Things changed once she got pregnant out of wedlock with his child. Marić returned to her family home during her pregnancy and remained there after the birth of their daughter. She repeatedly requested that Einstein visit them, and that he marry her and make their child legitimate, but he let her down, and left her alone for several months during her pregnancy and after the birth of their daughter. Even after she was born, he refused to marry her and legitimize their daughter; the record is unclear, and does not account for what happened to their daughter, other than the fact that she was no longer in their lives when they married.
Marić and Einstein finally married in 1903; and by all accounts, it was an unhappy marriage. Einstein had a brilliant mind, but the historical record does not reflect kindly on his ability to maintain a kind or loving relationship. It was his way or the highway; he expected his wife to act as a servant during their marriage, rather than a partner. Her wishes went unheeded and her aspirations were ignored. It is unknown whether Marić played a role in collaborating with Einstein on his theories, especially his Theory of Relativity, but it is quite possible that she was involved in his research and never received credit. It must have been heartbreaking for her to be in love with a man who simply wanted control and submission from her, rather than a partner in life.

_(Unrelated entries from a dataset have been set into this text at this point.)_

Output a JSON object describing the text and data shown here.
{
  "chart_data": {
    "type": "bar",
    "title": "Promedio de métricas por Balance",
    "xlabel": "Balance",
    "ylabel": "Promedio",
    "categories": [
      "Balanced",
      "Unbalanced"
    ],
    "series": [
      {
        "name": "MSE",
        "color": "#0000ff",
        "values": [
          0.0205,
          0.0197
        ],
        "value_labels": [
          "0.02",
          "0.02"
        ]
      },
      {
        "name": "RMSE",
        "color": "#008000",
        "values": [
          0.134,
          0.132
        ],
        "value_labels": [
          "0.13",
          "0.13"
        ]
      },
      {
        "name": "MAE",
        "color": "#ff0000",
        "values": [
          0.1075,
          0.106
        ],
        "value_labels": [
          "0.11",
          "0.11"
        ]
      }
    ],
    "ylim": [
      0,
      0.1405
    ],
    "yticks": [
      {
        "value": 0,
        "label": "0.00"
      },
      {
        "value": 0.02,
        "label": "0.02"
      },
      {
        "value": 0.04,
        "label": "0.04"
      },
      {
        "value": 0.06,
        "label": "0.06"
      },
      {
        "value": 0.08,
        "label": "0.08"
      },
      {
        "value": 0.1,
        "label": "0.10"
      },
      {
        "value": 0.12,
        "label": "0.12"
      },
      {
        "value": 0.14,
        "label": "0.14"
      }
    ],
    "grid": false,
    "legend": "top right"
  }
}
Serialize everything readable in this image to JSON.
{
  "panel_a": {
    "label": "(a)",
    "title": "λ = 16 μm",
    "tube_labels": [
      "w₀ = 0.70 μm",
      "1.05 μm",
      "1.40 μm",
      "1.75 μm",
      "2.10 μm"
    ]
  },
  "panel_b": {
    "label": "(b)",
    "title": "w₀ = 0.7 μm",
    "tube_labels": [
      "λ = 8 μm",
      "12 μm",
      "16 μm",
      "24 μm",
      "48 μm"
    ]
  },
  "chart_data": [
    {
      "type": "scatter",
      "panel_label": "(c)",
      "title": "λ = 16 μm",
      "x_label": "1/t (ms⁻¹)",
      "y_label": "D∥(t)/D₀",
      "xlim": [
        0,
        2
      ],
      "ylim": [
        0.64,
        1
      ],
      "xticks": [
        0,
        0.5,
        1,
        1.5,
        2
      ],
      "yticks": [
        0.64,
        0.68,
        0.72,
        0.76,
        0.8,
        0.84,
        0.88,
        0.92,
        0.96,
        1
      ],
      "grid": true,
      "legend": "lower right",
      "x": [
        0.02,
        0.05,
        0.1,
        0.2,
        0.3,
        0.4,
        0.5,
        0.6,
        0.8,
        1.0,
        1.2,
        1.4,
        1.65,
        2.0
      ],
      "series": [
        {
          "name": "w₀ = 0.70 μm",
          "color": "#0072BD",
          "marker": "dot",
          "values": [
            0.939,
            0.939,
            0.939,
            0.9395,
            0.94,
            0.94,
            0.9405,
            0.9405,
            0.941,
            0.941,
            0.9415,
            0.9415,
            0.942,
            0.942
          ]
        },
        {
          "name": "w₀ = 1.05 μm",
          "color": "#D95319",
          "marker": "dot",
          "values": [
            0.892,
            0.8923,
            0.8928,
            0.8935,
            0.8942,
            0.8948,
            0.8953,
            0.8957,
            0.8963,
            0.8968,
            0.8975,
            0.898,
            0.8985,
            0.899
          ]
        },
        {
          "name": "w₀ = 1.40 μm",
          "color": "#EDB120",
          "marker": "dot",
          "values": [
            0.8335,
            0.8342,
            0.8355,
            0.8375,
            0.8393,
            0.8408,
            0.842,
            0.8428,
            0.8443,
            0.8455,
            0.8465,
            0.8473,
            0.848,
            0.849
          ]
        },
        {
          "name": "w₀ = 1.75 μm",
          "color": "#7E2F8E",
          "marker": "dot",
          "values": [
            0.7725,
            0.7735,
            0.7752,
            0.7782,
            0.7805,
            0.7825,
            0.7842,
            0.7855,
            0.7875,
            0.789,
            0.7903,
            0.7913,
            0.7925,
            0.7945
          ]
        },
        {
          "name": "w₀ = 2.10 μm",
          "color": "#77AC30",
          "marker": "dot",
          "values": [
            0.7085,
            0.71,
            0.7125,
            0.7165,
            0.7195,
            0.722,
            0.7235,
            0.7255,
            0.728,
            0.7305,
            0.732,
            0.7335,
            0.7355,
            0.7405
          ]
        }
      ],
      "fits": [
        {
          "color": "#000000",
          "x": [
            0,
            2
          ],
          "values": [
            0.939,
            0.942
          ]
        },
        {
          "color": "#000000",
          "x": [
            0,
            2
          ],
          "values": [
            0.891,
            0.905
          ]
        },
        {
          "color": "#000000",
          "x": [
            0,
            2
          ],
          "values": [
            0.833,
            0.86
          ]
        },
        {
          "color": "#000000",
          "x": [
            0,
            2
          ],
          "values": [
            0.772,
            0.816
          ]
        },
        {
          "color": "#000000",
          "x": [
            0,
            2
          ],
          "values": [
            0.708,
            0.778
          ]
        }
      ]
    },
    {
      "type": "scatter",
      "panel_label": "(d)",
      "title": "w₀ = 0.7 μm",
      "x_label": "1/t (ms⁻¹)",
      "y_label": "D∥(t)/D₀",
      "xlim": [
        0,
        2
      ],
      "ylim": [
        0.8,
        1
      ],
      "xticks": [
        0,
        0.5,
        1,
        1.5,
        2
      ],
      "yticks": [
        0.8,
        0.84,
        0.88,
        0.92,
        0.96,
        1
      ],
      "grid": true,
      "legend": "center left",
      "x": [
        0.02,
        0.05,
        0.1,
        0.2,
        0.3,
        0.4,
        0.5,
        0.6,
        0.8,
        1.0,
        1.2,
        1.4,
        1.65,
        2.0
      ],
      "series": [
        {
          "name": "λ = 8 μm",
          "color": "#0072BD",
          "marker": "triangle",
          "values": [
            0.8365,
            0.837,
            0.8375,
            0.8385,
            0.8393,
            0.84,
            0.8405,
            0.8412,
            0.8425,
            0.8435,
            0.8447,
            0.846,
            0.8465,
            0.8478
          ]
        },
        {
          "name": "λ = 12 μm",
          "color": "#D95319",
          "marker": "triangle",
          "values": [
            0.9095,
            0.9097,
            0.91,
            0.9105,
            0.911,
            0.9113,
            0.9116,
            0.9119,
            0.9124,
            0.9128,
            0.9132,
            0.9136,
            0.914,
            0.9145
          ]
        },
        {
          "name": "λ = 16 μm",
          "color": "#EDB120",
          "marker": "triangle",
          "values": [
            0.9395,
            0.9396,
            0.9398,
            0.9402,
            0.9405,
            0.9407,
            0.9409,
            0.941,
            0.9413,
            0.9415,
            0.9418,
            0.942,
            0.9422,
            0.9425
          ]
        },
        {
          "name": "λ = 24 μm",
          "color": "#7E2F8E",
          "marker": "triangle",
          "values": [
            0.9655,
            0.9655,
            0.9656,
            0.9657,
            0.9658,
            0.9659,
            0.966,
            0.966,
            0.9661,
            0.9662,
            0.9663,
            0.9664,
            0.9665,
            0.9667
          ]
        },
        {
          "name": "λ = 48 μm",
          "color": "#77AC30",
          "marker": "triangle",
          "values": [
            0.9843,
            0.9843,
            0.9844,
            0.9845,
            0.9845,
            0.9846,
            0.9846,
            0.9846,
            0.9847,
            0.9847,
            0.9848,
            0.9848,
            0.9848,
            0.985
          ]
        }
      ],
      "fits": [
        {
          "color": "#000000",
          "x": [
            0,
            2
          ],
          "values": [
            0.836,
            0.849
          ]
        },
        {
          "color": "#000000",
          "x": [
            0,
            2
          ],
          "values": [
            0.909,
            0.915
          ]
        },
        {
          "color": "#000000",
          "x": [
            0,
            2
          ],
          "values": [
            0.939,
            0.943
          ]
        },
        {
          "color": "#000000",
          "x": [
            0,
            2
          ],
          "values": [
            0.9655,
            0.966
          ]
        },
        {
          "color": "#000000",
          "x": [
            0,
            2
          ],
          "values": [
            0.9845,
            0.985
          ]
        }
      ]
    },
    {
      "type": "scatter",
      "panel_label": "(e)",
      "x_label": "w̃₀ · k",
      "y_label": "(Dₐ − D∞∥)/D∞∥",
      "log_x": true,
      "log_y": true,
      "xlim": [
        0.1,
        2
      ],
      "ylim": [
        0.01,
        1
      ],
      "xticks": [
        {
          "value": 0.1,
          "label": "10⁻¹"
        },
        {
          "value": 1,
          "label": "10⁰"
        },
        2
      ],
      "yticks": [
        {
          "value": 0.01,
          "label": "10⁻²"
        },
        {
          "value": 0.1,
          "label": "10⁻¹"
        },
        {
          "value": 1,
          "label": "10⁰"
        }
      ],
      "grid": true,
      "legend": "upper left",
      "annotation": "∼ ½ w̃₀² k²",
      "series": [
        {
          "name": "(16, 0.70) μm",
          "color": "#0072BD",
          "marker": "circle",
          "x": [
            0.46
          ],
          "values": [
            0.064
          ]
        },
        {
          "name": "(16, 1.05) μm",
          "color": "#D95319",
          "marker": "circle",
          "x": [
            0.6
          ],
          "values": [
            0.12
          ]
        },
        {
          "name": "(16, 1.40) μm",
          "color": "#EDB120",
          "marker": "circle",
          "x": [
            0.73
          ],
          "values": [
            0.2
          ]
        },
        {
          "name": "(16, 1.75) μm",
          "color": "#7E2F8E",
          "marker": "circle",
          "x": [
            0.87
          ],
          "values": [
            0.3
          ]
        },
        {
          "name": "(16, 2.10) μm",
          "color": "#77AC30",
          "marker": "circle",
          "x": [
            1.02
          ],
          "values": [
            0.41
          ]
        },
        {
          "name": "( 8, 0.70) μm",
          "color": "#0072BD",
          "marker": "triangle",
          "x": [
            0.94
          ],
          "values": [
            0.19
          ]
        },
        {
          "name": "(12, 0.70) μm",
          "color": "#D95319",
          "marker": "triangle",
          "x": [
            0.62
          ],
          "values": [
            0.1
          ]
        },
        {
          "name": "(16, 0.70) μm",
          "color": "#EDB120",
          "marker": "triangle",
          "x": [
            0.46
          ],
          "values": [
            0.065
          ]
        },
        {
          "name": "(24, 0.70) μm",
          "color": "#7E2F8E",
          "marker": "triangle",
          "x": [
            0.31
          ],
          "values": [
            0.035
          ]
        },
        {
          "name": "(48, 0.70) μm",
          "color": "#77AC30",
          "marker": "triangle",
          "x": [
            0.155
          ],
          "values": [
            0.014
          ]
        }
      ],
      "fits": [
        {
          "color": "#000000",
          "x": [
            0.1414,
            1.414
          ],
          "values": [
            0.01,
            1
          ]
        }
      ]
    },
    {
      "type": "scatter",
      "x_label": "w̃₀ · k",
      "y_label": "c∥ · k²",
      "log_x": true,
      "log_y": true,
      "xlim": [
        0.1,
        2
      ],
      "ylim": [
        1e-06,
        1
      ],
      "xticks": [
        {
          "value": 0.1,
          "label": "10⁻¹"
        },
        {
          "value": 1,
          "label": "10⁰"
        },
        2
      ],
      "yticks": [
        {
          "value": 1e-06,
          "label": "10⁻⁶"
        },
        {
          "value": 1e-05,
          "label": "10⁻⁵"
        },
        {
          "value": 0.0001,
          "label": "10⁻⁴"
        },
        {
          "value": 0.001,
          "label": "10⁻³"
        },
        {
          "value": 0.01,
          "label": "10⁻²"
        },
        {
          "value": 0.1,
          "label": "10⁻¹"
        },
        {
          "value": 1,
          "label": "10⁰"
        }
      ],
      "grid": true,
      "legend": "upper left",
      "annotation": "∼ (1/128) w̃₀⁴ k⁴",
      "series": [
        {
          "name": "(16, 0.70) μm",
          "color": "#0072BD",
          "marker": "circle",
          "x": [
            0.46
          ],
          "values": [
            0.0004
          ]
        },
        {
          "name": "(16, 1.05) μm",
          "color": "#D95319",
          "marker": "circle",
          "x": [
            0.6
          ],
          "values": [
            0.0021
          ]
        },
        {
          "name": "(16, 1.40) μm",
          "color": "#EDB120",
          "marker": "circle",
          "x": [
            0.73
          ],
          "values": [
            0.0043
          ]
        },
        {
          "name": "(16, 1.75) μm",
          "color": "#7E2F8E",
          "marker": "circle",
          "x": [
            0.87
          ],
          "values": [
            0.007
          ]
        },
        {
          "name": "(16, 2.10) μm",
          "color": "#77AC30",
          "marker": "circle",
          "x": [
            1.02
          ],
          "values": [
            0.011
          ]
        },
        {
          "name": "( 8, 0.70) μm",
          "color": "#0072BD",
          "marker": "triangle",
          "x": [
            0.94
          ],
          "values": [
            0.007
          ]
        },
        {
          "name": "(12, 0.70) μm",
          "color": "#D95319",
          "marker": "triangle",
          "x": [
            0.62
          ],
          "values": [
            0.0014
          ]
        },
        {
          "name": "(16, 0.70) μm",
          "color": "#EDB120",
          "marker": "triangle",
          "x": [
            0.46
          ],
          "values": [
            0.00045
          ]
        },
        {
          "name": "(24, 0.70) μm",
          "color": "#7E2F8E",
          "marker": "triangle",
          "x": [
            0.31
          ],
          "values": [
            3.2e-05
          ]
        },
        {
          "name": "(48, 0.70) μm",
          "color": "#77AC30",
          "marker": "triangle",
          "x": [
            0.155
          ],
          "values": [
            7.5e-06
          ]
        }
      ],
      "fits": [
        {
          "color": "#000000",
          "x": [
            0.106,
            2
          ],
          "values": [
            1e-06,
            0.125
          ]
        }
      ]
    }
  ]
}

The book is insightful into the mind of a man who had many talents, of which his ability to treat people kindly was not one. Over time, their relationship suffered as a result of his ongoing emotional abuse and neglect. Her academic passions, her career and the love of her husband had all been stripped from her by the man who once swore that they were one. They separated in 1914, and finally divorced (after the mandatory waiting period) in 1919.
This book is part love story, and part the story of an incredibly strong woman who was ahead of her time… She had to make a choice between her career and a marriage, and in the end she got neither… Her story is not uplifting, but relatable for intelligent, career women to this day.